Quand l’État se trompe
Et lorsque l’État se substitue aux individus pour faire le bien, il peut se tromper à leur détriment, imposer un bien qui n’en est pas un.
Ce ne peut donc être qu’avec d’infinies précautions, la main tremblante, que l’État peut s’engager dans cette voie hasardeuse du bien des autres. Lorsque la loi ne veut pas seulement sécuriser la propriété, mais la répartir, non seulement protéger la vie, mais faire le bonheur de tous, lorsqu’elle veut régir les rapports entre parents et enfants, supprimer la charité au profit de la seule justice… elle prend le risque qu’à défaut de propriété garantie, tous soient plus pauvres, qu’un bonheur obligé soit le malheur de beaucoup, que les enfants ne soient plus éduqués… Car le législateur ne saurait choisir la vie et le bonheur des individus, il ne peut être parent à la place des parents, il ne saurait faire prospérer la propriété aux lieu et place des propriétaires.
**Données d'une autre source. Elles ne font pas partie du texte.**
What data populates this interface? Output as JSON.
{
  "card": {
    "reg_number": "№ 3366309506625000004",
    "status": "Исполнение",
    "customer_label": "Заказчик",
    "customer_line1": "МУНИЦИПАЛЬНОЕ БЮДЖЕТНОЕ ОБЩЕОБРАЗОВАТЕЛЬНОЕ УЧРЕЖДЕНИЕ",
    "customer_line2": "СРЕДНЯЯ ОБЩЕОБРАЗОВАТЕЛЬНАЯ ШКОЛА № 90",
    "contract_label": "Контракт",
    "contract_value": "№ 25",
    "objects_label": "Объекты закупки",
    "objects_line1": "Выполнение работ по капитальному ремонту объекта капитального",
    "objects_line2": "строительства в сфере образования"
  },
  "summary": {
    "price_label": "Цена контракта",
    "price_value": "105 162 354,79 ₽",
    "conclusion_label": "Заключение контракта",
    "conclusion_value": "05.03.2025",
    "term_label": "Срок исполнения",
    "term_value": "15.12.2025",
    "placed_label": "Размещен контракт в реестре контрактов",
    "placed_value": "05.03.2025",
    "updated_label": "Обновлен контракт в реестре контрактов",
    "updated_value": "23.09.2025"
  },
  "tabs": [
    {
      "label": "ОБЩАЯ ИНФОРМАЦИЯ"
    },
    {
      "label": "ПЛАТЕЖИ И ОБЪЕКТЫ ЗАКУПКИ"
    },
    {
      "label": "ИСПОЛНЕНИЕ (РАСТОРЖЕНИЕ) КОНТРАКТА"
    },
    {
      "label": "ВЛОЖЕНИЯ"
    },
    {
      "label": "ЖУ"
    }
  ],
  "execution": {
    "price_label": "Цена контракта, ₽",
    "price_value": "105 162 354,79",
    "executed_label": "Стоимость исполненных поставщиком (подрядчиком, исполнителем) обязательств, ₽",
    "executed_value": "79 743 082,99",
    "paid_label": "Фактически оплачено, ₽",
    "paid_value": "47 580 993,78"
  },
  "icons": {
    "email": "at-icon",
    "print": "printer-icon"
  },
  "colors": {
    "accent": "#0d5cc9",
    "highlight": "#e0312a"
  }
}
« Un gouvernement qui serait fondé sur le principe de la bienveillance envers le peuple, comme celui d’un père envers ses enfants, [serait] le plus grand despotisme qu’on puisse concevoir » prévenait déjà Emmanuel Kant en 1793.
L’impôt neutre, un impératif
C’est pourquoi l’impôt doit être neutre. Il n’a pas à être l’instrument de la bienveillance de l’État, parce que l’État n’a pas vocation à être bienveillant, mais juste. À défaut, le risque est celui d’une violence illégitime, fondée sur aucune raison. Quand l’impôt est progressif, les limites de chaque tranche deviennent vite arbitraires. Et lorsque les impositions sont trop élevées, les niches se multiplient pour les rendre supportables comme autant de privilèges accordés injustement à certains au détriment de tous les autres.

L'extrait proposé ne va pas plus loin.